Frozen is a film that not only shows women taking control of their own happiness, but it also shows them acting on love instead of receiving it. Throughout the film, Anna experiences several types of love, but the most significant form is that which Anna chooses at the very end. Her sacrifice for Elsa redefines the meaning of “true love.” It’s not something that women wait for from men, and it’s not even realizing who “the right person” is. It’s completely placing someone else’s life before your own. In Anna’s case, it’s defining true love as something women act upon for each other. While one can’t easily ignore the queer vibes between Elsa and Anna, Anna’s sacrifice and love for her sister goes well beyond any romantic definitions, even if you ship them to the ends of the earth. Of course Anna would be willing to die for her sister. Elsa is all she has left and Anna has always accepted her for who she is.
Any time Christians see a character who dies for another’s sake and then lives, we’re quick to say, “Hey look! A Christ-figure!” Anna’s acceptance of Elsa, her fervent pursuit, and her desire for Elsa to know that she is not alone, certainly mimic Christ. This combined with how her acts define love and a quick “resurrection” invites audiences to read Anna as a loose Christ figure.
Anna is not the type of Christ figure who easily fits into a traditional understanding of why Christ came to earth and died on the cross. Elsa is not portrayed as a fallen human being who desperately needs redemption. Rather, she more closely represents the outcast and excluded, those whose lives are in constant danger because of a status quo that marks them as Other. So, when Anna consistently endangers herself to reach Anna–whether it’s traveling up a mountain alone or daring to stay in the same room as Elsa even as Elsa loses control of her powers–she is acting as the Christ who deliberately seeks to love the Other. Reading Elsa as queer only adds more depth to this understanding. Many people accept that Christ died to wash away personal sins, but fewer realize that his sacrifice and resurrection also shows that oppressive social systems that deny love and care to the marginalized will not last. They cannot kill and cause suffering forever, and they certainly cannot defeat the type of selfless love that Anna displays toward her sister, nor the love that Christ shows in the Gospels when he consistently seeks to change people’s understanding of those who are marginalized in his society. Anna’s radical act of love paves the way for people to understand and accept Elsa. It also frees Elsa to learn more about her powers and to no longer hide that part of herself for her own safety. Now, there is no longer a “system” of fear that would compel others to kill her.

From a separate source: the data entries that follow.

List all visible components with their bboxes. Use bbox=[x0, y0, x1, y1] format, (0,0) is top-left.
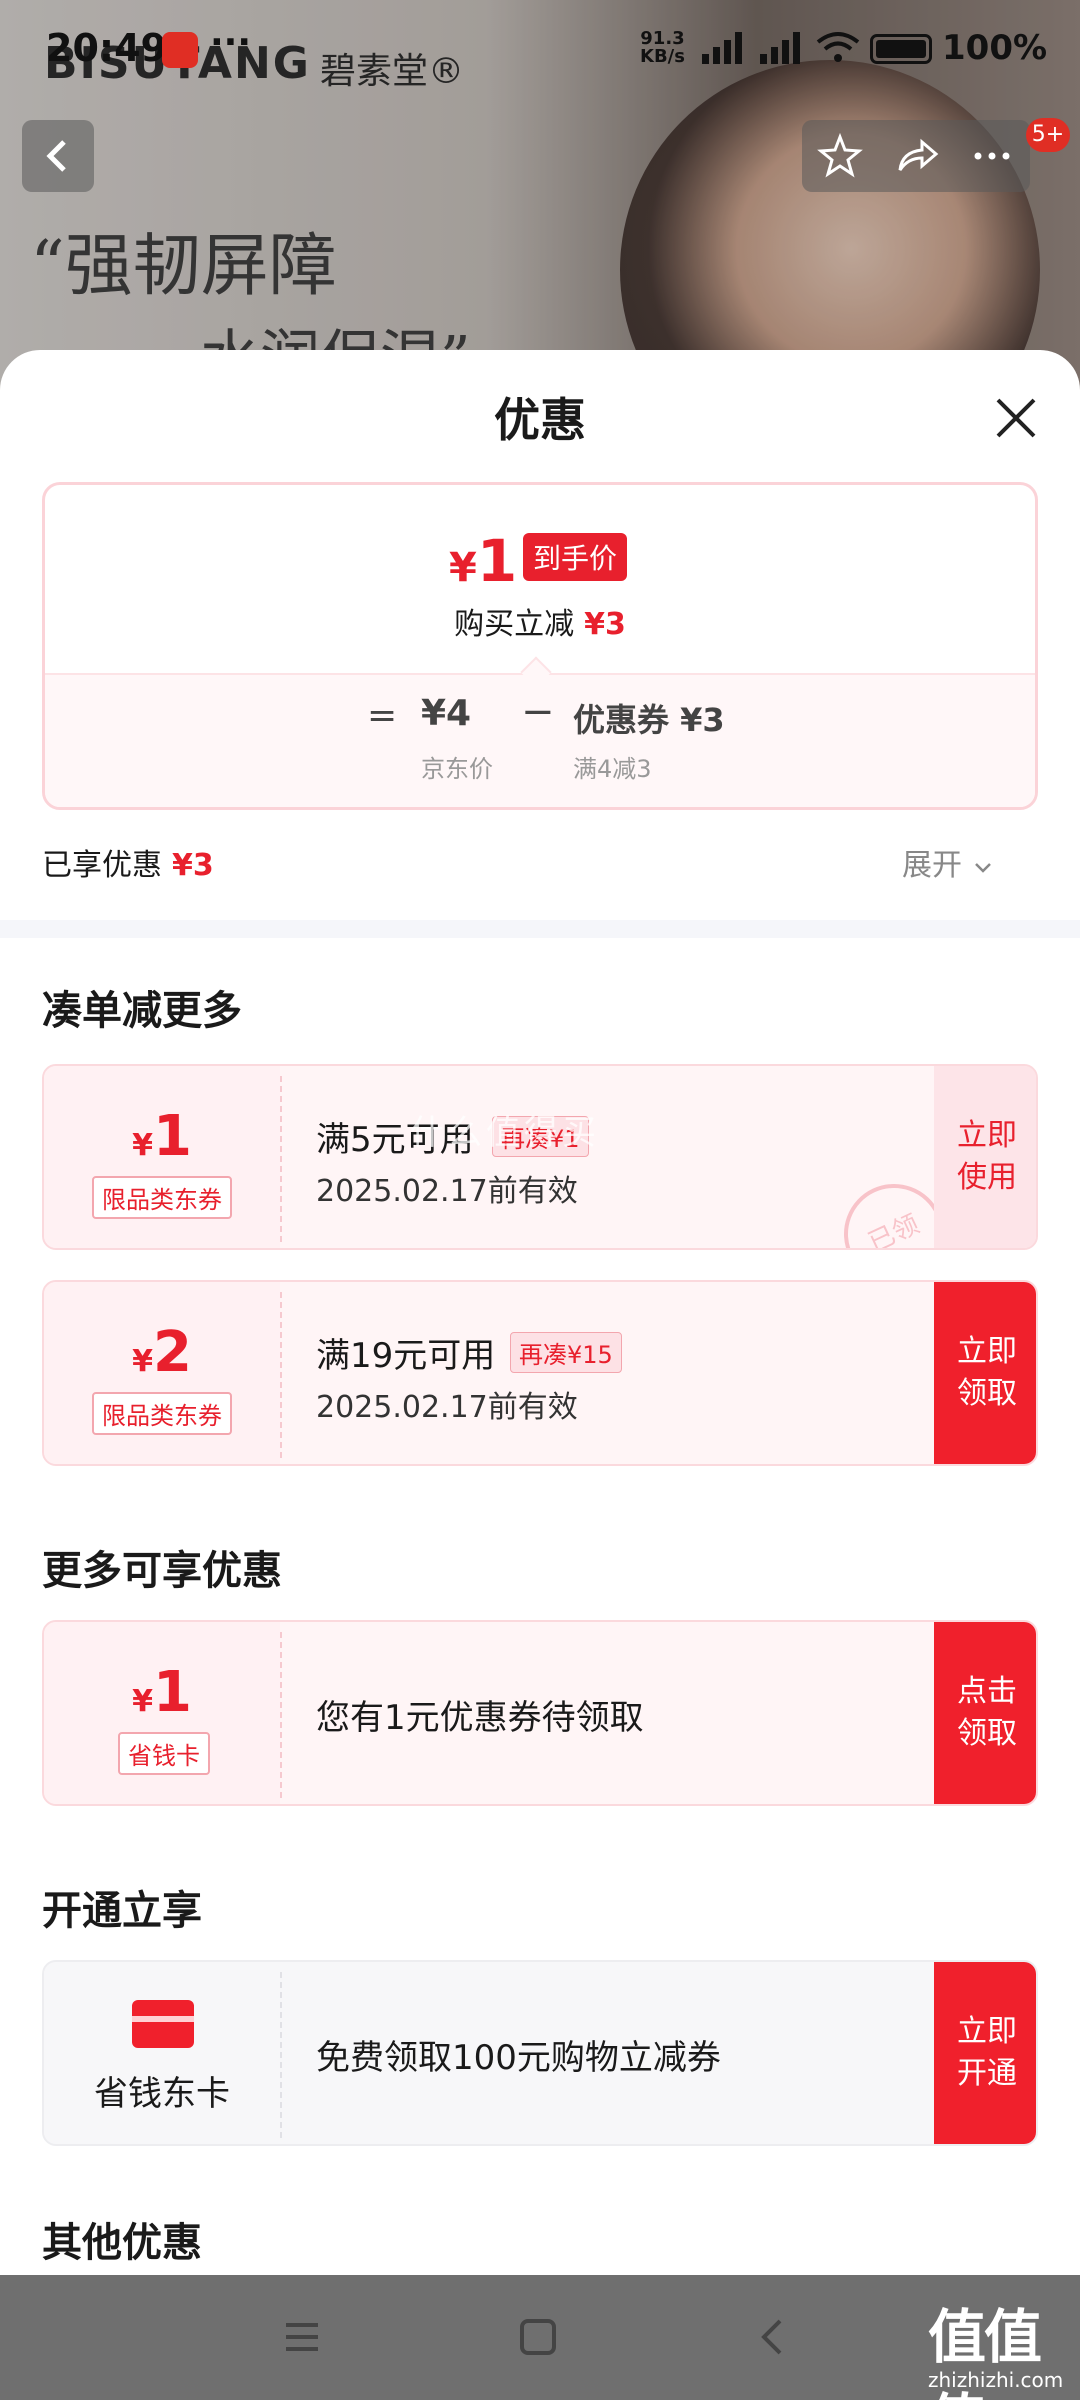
expand-label: 展开 bbox=[902, 848, 962, 883]
coupon-separator bbox=[280, 1972, 282, 2138]
battery-icon bbox=[870, 34, 932, 64]
final-price-tag: 到手价 bbox=[523, 533, 628, 581]
coupon-type: 限品类东券 bbox=[92, 1176, 232, 1219]
claim-now-label: 立即 领取 bbox=[957, 1334, 1017, 1411]
site-url: zhizhizhi.com bbox=[928, 2368, 1064, 2392]
coupon-rule-text: 满19元可用 bbox=[316, 1336, 496, 1376]
membership-offer-text: 免费领取100元购物立减券 bbox=[316, 2038, 721, 2078]
signal-icon-2 bbox=[760, 32, 800, 64]
coupon-separator bbox=[280, 1076, 282, 1242]
status-time: 20:49 bbox=[46, 26, 167, 70]
claim-now-button[interactable]: 立即 领取 bbox=[934, 1282, 1036, 1464]
enjoyed-amount: ¥3 bbox=[172, 848, 214, 883]
final-price-value: 1 bbox=[476, 527, 518, 595]
open-now-label: 立即 开通 bbox=[957, 2014, 1017, 2091]
status-bar: 20:49 ··· 91.3 KB/s 100% bbox=[0, 0, 1080, 90]
expand-button[interactable]: 展开 bbox=[902, 840, 994, 884]
coupon-amount-value: 1 bbox=[152, 1660, 192, 1725]
wifi-icon bbox=[816, 32, 860, 62]
open-now-button[interactable]: 立即 开通 bbox=[934, 1962, 1036, 2144]
system-navigation-bar bbox=[0, 2275, 1080, 2400]
membership-name: 省钱东卡 bbox=[94, 2074, 230, 2114]
equals-sign: = bbox=[367, 695, 398, 736]
final-price-area: ¥1 到手价 购买立减 ¥3 bbox=[45, 485, 1035, 673]
coupon-validity: 2025.02.17前有效 bbox=[316, 1390, 578, 1425]
close-icon[interactable] bbox=[986, 388, 1046, 448]
coupon-amount-value: 2 bbox=[152, 1320, 192, 1385]
coupon-separator bbox=[280, 1292, 282, 1458]
coupon-rule: 满4减3 bbox=[573, 755, 652, 783]
jd-price-label: 京东价 bbox=[421, 755, 493, 783]
more-icon[interactable] bbox=[968, 132, 1016, 180]
coupon-value: ¥1 bbox=[44, 1660, 280, 1725]
price-breakdown: = ¥4 京东价 − 优惠券 ¥3 满4减3 bbox=[45, 673, 1035, 807]
star-icon[interactable] bbox=[816, 132, 864, 180]
battery-percent: 100% bbox=[942, 28, 1048, 68]
coupon-separator bbox=[280, 1632, 282, 1798]
membership-card: 省钱东卡 免费领取100元购物立减券 立即 开通 bbox=[42, 1960, 1038, 2146]
coupon-value: ¥2 bbox=[44, 1320, 280, 1385]
instant-reduce-label: 购买立减 bbox=[454, 607, 575, 642]
coupon-currency: ¥ bbox=[132, 1344, 153, 1379]
coupon-card: ¥1 限品类东券 满5元可用 再凑¥1 2025.02.17前有效 已领 立即 … bbox=[42, 1064, 1038, 1250]
minus-sign: − bbox=[521, 689, 555, 735]
coupon-card: ¥2 限品类东券 满19元可用 再凑¥15 2025.02.17前有效 立即 领… bbox=[42, 1280, 1038, 1466]
network-speed: 91.3 KB/s bbox=[640, 30, 685, 66]
coupon-currency: ¥ bbox=[132, 1684, 153, 1719]
message-badge: 5+ bbox=[1026, 118, 1070, 152]
instant-reduce: 购买立减 ¥3 bbox=[45, 599, 1035, 643]
price-summary-card: ¥1 到手价 购买立减 ¥3 = ¥4 京东价 − 优惠券 ¥3 满4减3 bbox=[42, 482, 1038, 810]
use-now-button[interactable]: 立即 使用 bbox=[934, 1066, 1036, 1248]
click-claim-label: 点击 领取 bbox=[957, 1674, 1017, 1751]
back-button[interactable] bbox=[22, 120, 94, 192]
chevron-down-icon bbox=[974, 862, 991, 873]
share-icon[interactable] bbox=[892, 132, 940, 180]
final-price: ¥1 bbox=[449, 527, 517, 595]
signal-icon bbox=[702, 32, 742, 64]
coupon-currency: ¥ bbox=[132, 1128, 153, 1163]
section-title-open: 开通立享 bbox=[42, 1888, 202, 1934]
use-now-label: 立即 使用 bbox=[957, 1118, 1017, 1195]
enjoyed-discount: 已享优惠 ¥3 bbox=[42, 840, 214, 884]
coupon-type: 限品类东券 bbox=[92, 1392, 232, 1435]
home-icon[interactable] bbox=[514, 2313, 562, 2361]
discount-sheet: 优惠 ¥1 到手价 购买立减 ¥3 = ¥4 京东价 − 优惠券 ¥3 满4减3 … bbox=[0, 350, 1080, 2275]
section-title-more: 更多可享优惠 bbox=[42, 1548, 282, 1594]
back-icon bbox=[46, 140, 66, 172]
coupon-add-more-tag: 再凑¥15 bbox=[510, 1332, 622, 1373]
savings-card-coupon: ¥1 省钱卡 您有1元优惠券待领取 点击 领取 bbox=[42, 1620, 1038, 1806]
top-action-group bbox=[802, 120, 1030, 192]
section-title-other: 其他优惠 bbox=[42, 2220, 202, 2266]
nav-back-icon[interactable] bbox=[750, 2313, 798, 2361]
coupon-amount: 优惠券 ¥3 bbox=[573, 701, 725, 739]
section-title-combine: 凑单减更多 bbox=[42, 988, 242, 1034]
network-speed-unit: KB/s bbox=[640, 46, 685, 67]
section-divider bbox=[0, 920, 1080, 938]
click-claim-button[interactable]: 点击 领取 bbox=[934, 1622, 1036, 1804]
menu-icon[interactable] bbox=[278, 2313, 326, 2361]
coupon-value: ¥1 bbox=[44, 1104, 280, 1169]
watermark: 什么值得买 bbox=[410, 1113, 600, 1153]
jd-price: ¥4 bbox=[421, 693, 472, 734]
membership-left bbox=[44, 1962, 280, 2144]
coupon-amount-value: 1 bbox=[152, 1104, 192, 1169]
coupon-validity: 2025.02.17前有效 bbox=[316, 1174, 578, 1209]
currency-symbol: ¥ bbox=[449, 545, 477, 591]
app-notification-icon bbox=[162, 32, 198, 68]
instant-reduce-amount: ¥3 bbox=[584, 607, 626, 642]
status-more-dots: ··· bbox=[210, 22, 252, 63]
sheet-title: 优惠 bbox=[494, 393, 586, 447]
coupon-type: 省钱卡 bbox=[118, 1732, 210, 1775]
card-icon bbox=[132, 2000, 194, 2048]
enjoyed-label: 已享优惠 bbox=[42, 848, 162, 883]
pending-coupon-text: 您有1元优惠券待领取 bbox=[316, 1698, 644, 1738]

The way Frozen defines true love is not only an important message for young girls and women in a world that wants to feed us the tired, heterocentric expectation to wait for a man’s love, but it’s an important message for everyone to understand that love is so much more than romantic relationships. It’s something that compels you to place another person’s well-being before your own, and it’s something that comes with truly knowing someone before committing to them.
Here ends this little blog post series—thanks for reading! Frozen is perhaps one of the best animated movies that the West has produced in quite a few years and I’m sure my interpretations only scratch the surface of what it shows us.